Not up on the concept of cognitive dissonance? Homophily? Pluralistic ignorance? Or situational awareness? Not a deal breaker. Just in time for Halloween, Tell Everyone (Doubleday Canada) is a social science literature review masquerading as light bedside reading from the business management section. Hermida has tucked the academic sourcing into 21 pages of endnotes and offered a highly readable 217-page tour of social movements, revolutions, journalistic gaffes and corporate PR disasters.

The UBC journalism professor moves easily from chronicling the activities of Boston Marathon Redditors to Tahrir Square YouTubers to Japanese earthquake tweeters. He dips frequently into the past for context, highlighting the roles of French Revolution-era salon “bloggers,” 18th-century Portuguese earthquake pamphleteers and First World War German pilots.

Indeed, this book is only marginally about journalism, made clear by the absence of a reference to “news” in its title. It is at least as much about sociology and marketing.

Mathew Ingram argued recently that journalism’s biggest competitors don’t look like journalism. Hermida would no doubt agree. The Daily Show’s blurring of comedy and journalism is now a familiar ingredient in people’s information diet, he writes. And with nearly every news event, “the reporting by journalists sits alongside the accounts, experiences, opinions and hopes of millions of others.” Journalistic accounts didn’t define Mitt Romney’s 2012 U.S. presidential campaign, he notes; thousands of users did, with their “binders full of women” meme.

Hermida devotes a chapter to chronicling the ways in which consumers are asserting themselves in the marketplace—and the ways in which brands are reacting. The communications team at Domino’s Pizza failed to engage YouTube users over a gross gag video made by two of its employees in 2009. But Lionsgate films effectively incorporated user-generated content into its promotions for the 2012 Hunger Games movie. Some of the examples are well known but their value lies in the considerable context Hermida provides.

Other chapters highlight the role of social media in the wake of natural disasters and how users—and researchers—are working to identify hoaxes.
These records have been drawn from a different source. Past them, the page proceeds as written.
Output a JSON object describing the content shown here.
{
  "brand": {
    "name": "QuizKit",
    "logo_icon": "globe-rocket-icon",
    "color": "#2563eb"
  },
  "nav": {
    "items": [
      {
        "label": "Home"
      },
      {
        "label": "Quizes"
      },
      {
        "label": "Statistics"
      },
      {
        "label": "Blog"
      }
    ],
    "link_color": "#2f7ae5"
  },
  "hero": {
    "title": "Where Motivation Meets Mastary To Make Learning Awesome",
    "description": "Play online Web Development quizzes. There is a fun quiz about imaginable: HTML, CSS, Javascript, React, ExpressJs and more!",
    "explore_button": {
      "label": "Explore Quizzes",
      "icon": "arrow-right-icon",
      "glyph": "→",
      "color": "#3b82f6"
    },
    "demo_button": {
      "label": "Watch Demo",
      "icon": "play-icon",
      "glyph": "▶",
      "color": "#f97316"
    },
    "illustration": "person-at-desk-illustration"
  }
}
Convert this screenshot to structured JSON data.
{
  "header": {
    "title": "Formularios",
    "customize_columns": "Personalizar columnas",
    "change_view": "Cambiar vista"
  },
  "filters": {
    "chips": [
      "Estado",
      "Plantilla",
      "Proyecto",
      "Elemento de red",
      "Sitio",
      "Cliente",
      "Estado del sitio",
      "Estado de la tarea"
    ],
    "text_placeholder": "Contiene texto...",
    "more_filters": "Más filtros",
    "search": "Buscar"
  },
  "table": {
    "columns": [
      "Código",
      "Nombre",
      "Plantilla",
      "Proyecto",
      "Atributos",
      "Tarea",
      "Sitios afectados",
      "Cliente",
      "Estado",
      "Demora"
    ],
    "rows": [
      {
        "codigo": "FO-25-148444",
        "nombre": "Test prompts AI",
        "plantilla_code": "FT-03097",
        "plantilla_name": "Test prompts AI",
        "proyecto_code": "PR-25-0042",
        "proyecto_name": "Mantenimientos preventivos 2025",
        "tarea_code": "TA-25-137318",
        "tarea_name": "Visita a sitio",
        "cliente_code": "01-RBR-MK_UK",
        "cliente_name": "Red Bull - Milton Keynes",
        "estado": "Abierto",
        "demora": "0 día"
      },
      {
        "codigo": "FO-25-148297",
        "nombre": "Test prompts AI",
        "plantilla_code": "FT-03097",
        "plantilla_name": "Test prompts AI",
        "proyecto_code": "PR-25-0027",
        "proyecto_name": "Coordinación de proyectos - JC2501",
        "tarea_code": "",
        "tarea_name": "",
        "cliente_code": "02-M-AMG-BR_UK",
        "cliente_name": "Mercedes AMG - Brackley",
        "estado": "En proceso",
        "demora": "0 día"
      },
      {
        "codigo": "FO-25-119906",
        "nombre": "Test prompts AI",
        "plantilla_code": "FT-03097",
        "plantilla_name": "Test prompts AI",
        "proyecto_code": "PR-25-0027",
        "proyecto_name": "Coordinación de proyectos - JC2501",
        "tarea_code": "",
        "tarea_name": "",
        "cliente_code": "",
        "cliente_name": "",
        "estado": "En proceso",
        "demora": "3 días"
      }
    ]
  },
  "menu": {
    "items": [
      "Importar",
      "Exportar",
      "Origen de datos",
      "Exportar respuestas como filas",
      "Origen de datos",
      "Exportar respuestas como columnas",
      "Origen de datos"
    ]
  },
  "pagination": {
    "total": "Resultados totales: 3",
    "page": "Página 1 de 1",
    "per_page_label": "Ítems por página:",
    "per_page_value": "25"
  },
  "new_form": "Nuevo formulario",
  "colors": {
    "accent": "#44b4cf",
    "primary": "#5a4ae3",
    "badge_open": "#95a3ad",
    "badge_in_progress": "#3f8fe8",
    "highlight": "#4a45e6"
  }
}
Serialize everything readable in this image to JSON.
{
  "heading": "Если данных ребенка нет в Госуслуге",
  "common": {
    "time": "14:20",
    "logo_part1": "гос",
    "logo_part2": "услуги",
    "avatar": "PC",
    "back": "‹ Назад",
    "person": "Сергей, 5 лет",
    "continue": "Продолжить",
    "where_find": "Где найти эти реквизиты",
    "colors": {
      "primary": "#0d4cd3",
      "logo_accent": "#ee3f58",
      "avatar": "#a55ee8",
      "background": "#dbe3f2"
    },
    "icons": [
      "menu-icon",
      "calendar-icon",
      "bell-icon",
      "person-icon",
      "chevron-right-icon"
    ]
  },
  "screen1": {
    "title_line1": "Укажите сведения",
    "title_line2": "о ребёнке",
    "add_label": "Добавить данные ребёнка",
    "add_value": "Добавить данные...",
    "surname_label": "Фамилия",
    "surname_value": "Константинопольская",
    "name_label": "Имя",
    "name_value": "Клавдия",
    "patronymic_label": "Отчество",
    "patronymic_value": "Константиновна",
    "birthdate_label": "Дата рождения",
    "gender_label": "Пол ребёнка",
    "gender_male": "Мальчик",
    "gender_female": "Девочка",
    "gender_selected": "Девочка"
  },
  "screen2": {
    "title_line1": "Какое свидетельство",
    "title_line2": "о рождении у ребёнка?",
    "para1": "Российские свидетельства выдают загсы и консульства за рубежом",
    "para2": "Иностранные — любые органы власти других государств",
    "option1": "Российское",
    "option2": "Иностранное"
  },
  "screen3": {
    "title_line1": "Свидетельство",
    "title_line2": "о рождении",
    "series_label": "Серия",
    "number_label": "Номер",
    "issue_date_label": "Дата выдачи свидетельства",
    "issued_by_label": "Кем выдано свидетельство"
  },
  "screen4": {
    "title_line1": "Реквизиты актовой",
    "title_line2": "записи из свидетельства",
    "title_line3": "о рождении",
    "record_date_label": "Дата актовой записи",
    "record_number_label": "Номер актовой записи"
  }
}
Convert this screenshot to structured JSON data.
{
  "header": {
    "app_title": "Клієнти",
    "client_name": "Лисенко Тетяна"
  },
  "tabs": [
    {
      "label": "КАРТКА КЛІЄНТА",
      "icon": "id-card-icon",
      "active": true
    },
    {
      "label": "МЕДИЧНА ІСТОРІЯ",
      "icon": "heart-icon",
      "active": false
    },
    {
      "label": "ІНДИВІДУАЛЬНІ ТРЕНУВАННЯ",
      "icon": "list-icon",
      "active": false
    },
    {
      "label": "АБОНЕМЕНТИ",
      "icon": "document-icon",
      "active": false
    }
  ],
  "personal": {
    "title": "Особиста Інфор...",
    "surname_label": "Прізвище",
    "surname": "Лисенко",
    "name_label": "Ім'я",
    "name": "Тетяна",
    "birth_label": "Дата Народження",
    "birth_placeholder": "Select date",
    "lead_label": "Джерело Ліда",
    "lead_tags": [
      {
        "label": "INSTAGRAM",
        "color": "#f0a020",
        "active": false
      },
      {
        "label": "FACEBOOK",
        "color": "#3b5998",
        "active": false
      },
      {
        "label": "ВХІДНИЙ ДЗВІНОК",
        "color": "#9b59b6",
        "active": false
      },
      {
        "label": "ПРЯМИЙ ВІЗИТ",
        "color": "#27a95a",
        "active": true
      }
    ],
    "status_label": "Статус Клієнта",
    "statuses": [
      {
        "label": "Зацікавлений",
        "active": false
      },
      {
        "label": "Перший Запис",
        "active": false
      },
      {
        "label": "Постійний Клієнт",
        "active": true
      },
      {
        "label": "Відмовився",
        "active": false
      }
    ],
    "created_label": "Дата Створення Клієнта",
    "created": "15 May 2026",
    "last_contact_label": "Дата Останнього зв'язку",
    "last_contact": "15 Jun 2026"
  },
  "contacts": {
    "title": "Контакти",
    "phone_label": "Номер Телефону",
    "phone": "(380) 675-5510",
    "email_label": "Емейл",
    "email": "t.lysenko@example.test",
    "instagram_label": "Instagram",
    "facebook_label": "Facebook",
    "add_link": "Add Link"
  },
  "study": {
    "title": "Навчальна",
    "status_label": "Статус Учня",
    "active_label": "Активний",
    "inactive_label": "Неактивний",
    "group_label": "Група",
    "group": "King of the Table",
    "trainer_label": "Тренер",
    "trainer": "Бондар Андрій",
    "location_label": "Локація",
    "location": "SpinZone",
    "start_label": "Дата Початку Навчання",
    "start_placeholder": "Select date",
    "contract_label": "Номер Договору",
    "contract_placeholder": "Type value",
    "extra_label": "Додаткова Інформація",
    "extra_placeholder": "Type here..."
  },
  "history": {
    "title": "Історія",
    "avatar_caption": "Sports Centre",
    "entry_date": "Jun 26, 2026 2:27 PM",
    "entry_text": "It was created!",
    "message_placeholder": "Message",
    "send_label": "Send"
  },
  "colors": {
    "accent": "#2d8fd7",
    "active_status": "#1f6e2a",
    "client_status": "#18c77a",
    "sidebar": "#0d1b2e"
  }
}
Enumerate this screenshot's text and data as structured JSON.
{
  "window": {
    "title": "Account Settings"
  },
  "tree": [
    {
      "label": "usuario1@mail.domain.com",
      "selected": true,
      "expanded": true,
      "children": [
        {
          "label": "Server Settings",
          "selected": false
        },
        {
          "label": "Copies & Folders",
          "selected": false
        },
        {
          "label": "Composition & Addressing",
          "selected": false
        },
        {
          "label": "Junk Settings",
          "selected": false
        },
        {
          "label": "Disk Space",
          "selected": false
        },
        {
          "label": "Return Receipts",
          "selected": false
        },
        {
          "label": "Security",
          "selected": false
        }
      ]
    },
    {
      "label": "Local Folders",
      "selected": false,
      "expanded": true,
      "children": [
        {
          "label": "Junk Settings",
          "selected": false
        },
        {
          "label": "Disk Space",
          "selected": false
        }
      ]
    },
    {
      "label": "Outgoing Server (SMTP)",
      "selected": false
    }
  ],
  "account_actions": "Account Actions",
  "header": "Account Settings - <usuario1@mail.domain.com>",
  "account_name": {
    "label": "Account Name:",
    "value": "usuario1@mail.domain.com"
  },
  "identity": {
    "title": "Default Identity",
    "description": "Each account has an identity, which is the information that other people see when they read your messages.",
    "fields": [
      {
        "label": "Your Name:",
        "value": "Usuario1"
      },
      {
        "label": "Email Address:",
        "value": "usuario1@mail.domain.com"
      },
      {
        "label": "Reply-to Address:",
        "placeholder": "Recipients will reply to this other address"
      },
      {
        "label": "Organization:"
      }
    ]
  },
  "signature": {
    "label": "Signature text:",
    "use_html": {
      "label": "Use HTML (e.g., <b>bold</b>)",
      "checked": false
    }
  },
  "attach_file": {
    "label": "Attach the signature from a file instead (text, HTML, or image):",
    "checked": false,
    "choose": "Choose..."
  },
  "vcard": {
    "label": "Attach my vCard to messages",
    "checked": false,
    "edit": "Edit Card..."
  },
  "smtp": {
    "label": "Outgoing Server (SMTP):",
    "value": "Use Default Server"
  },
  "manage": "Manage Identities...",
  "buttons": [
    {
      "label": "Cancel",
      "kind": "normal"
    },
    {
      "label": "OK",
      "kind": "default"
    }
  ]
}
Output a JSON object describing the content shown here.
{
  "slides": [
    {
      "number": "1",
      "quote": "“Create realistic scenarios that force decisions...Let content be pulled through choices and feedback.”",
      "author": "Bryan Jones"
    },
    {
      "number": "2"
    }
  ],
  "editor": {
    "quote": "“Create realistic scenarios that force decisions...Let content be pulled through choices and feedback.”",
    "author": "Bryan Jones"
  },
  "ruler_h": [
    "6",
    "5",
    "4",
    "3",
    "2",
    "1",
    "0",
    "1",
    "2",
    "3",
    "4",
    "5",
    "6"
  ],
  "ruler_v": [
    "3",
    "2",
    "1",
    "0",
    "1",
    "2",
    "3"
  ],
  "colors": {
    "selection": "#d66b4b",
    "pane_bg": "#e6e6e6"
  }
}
Tell Everyone is the latest in a small but growing number of mass-market books aiming to distill social media research from the ivory tower. The most notable is Wharton School professor Jonah Berger’s 2013 book Contagious: Why Things Catch On. Hermida discusses the influential 2009 research conducted by Berger and his colleague Katherine Milkman into stories on the New York Times most-emailed list. Those conclusions now greatly influence the work of social media editors.

But, in this instance at least, the lively pacing of the book sacrifices some valuable detail.

Hermida explores the studies’ main conclusion: positive content is more viral than negative content, but the key is the presence of activating emotions in the user, such as joy or anger. However, the chapter gives only a cursory mention to a finding Berger discusses at length in Contagious—the surprisingly frequent presence of science stories in the list of most-emailed articles. The emotion at play is awe—what Berger characterizes as not quite joy, but a complex sense of surprise, unexpectedness or mystery. It’s an important aspect of our still-evolving understanding of how we use social media.

Similarly, I was left wanting a bit more from the book’s conclusion, given the wealth of insights in previous chapters. The final chapter is a discussion of the concept of situational awareness—understanding your surroundings so you can take meaningful action in the future. The main observation contained in the final pages is that “a novice mistake is to try to be on top of it all.” Instead, the way forward involves “being peripherally aware of information as it flows in the background, paying attention when something important and relevant, or pleasing and entertaining, pops up.”

But overall this a remarkable book characterized by smart insights, a lively narrative and impressive research. If I’d had the Kindle version I would have shared many parts of it.

Tim Currie teaches online journalism at the University of King’s College in Halifax. His Master’s-level course, Audience and Content Strategies, looks at how journalists and news organizations use social media.